After posting on XDA I have decided to check RootzWiki as well as I hear that there are a number of talented ROM developers here!

So at this point I would like to think that I am no stranger to Android development, however, as I move into the world of ROMs this is clearly not the case. I have had a number of people suggest that as part of the Seven+ Project we developer a WP7/ Metro UI ROM. I think that is a great idea, but just do not know where to begin.

With that said I would like people's feedback on the following:

Would you use such a ROM?
What features would you expect in such a ROM?
What ROM/ source should it be based off of?
What is preferable, open or closed source?
Would you be interested in working on a ROM?

With the unimaginable success of MIUI it has come to my intention that open source may not also be the way to go. Also, I would like to reach as many devices as possible but am not sure how. Basically, I am no ROM maker and that is why I really need people's feedback. This could be the next major ROM, or a novelty that few if any find valuable. So please, let me know what you think and who knows, perhaps we can get started on a ROM!

- Tom
http://sevenplusandroid.org
Founder and Developer


----------



## watson387 (Sep 2, 2011)

I wouldn't consider using it if it was closed source.

Sent from my Liquid Thunderbread HTC Thunderbolt


----------



## tombarr (Jul 1, 2011)

Really, it is that big of a deal? I take it you would not use MIUI either then. The problem is making it open source would undermine our Market sales if we just open sourced all of our applications.


----------



## tanknspank (Jun 10, 2011)

The "wanting to support many devices" issue could quickly be solved by having it open source. Just look at projects like CyanogenMod or OMFGB.


----------



## EggoEspada (Jun 9, 2011)

Would you use such a ROM?
Absolutely

What features would you expect in such a ROM?
To mimic the UI and animations of WP7 as close as possible

What ROM/ source should it be based off of?
It's probably a good idea to build off of Cyanogenmod

What is preferable, open or closed source?
I prefer open source, but if you must, I would be fine with closed sourced like say MIUI

Would you be interested in working on a ROM?
I would love to help put, but my knowledge is extremely limited.


----------



## tombarr (Jul 1, 2011)

tanknspank said:


> The "wanting to support many devices" issue could quickly be solved by having it open source. Just look at projects like CyanogenMod or OMFGB.

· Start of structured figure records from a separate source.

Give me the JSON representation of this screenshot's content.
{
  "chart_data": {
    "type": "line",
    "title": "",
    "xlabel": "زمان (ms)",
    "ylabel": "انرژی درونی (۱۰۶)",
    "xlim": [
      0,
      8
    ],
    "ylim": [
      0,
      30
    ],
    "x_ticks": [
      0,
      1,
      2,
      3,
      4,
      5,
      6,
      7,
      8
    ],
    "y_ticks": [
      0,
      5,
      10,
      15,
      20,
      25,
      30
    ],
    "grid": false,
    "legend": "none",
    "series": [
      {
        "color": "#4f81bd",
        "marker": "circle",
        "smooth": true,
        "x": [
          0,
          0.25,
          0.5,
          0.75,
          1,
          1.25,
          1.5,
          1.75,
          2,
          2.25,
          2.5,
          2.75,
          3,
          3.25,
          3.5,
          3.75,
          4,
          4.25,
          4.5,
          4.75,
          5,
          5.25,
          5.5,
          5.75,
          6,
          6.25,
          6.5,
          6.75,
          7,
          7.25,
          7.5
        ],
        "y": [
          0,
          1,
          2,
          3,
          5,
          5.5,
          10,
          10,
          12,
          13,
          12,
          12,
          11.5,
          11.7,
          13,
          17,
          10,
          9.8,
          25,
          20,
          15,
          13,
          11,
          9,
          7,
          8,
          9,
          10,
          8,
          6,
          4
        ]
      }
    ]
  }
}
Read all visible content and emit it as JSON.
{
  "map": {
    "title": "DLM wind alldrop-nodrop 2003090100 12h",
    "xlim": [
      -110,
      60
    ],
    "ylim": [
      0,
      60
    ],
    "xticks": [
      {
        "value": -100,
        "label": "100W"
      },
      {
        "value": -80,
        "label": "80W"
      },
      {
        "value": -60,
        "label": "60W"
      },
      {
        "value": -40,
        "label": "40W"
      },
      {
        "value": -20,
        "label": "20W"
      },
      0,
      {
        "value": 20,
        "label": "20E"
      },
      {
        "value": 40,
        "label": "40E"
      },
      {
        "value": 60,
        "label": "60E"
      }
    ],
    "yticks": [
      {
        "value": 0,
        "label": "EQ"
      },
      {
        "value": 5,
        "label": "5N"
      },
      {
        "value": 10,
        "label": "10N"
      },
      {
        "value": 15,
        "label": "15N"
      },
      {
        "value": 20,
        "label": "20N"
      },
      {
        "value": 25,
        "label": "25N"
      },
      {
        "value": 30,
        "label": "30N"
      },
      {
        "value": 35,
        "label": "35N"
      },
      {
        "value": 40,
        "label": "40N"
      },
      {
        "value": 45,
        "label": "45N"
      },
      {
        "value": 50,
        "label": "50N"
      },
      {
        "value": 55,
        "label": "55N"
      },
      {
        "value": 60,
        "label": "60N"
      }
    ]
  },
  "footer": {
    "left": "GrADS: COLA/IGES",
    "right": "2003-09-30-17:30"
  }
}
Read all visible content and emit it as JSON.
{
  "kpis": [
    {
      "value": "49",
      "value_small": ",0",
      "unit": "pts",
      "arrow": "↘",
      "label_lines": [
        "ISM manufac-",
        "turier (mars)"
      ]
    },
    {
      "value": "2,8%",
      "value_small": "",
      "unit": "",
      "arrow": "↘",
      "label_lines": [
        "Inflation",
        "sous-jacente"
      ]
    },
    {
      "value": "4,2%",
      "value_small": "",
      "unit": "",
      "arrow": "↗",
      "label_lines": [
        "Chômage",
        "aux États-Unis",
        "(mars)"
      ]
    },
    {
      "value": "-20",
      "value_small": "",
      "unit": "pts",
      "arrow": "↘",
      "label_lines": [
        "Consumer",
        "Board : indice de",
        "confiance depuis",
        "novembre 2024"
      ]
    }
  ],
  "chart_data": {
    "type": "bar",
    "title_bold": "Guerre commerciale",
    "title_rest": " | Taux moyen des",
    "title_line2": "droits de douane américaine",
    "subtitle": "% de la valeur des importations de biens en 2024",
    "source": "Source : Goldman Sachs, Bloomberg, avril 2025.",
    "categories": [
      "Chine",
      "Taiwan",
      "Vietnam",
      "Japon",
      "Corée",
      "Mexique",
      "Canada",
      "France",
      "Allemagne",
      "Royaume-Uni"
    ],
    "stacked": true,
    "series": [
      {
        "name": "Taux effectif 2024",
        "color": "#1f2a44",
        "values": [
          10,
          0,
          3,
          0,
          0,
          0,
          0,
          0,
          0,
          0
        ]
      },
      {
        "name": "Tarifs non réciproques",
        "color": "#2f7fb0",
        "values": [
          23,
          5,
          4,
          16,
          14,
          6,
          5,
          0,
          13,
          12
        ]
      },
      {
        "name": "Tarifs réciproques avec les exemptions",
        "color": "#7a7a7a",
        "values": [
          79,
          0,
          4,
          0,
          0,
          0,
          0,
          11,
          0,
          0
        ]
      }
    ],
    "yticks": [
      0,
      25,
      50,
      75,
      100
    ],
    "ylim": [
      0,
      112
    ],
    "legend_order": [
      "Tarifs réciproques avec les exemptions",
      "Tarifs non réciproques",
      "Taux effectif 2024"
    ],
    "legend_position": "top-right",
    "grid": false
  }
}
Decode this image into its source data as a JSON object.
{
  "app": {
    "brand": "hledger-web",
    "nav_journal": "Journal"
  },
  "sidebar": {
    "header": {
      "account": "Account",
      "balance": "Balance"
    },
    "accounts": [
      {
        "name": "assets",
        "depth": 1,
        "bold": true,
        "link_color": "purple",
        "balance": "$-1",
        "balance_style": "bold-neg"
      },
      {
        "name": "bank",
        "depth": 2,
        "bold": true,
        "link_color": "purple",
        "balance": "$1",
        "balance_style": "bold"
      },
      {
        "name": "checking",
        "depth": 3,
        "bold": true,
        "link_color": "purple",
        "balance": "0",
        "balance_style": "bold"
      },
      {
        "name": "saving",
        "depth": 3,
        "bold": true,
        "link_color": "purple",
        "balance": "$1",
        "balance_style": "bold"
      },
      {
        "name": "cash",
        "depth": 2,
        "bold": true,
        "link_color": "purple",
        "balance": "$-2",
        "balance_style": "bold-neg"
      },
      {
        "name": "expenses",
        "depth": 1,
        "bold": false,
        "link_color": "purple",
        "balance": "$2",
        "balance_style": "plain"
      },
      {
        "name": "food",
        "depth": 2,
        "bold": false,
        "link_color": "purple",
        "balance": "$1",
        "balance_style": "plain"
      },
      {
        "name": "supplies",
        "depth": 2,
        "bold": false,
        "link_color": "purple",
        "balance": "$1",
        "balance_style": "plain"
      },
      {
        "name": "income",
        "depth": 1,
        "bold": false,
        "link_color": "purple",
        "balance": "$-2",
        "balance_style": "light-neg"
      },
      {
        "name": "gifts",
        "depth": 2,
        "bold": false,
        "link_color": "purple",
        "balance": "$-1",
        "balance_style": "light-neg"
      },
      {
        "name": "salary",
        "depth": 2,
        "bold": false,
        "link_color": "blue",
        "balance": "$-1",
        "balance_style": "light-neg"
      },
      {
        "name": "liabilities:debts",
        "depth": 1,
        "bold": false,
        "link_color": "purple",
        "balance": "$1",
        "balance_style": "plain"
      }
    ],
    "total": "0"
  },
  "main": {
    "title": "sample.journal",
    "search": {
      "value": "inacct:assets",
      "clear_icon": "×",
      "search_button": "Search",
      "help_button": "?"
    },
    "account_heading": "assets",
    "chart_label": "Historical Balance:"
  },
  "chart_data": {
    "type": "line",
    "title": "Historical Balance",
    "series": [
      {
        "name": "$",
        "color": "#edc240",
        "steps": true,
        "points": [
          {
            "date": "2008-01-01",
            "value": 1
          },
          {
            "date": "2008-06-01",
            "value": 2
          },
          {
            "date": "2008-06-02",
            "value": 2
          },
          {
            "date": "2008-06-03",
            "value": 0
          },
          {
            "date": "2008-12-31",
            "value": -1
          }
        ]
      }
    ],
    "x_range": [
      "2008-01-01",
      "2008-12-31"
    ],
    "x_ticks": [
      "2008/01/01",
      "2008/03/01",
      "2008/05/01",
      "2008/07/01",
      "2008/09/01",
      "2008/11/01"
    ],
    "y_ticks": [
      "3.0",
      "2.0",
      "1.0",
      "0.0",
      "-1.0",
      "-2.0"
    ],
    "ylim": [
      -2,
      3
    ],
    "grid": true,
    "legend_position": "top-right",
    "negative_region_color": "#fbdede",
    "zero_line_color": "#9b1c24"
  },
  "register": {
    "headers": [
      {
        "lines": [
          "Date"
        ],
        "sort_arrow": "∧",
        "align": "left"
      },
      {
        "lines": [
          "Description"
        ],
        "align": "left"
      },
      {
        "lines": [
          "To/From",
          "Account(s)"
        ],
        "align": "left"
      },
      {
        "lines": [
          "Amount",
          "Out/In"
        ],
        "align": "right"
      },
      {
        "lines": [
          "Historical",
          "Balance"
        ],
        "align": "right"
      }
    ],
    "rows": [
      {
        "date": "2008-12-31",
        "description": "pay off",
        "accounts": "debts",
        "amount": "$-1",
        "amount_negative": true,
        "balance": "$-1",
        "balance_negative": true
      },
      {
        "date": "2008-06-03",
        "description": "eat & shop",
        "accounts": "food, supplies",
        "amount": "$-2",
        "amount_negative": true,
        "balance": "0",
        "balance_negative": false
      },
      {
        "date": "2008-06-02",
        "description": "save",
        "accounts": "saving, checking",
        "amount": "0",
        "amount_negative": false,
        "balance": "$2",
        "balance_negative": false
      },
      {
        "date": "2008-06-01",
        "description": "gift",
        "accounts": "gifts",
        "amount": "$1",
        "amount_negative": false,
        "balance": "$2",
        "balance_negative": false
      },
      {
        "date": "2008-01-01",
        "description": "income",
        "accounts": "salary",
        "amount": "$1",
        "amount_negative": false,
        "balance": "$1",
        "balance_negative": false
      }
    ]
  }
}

This is true to some degree, but MIUI has been ported just fine to most devices without source. I think should this ROM be open source it should only be so in parts (ie. not including application suite or UI).


----------



## steelechamp (Sep 25, 2011)

What if you based the main frame of the rom off of CM and then made a script that just downloaded the apllication suite on first boot? That way its opebsource AND your application suite is closed source.

Oh, and I would use this rom. Definitely.


----------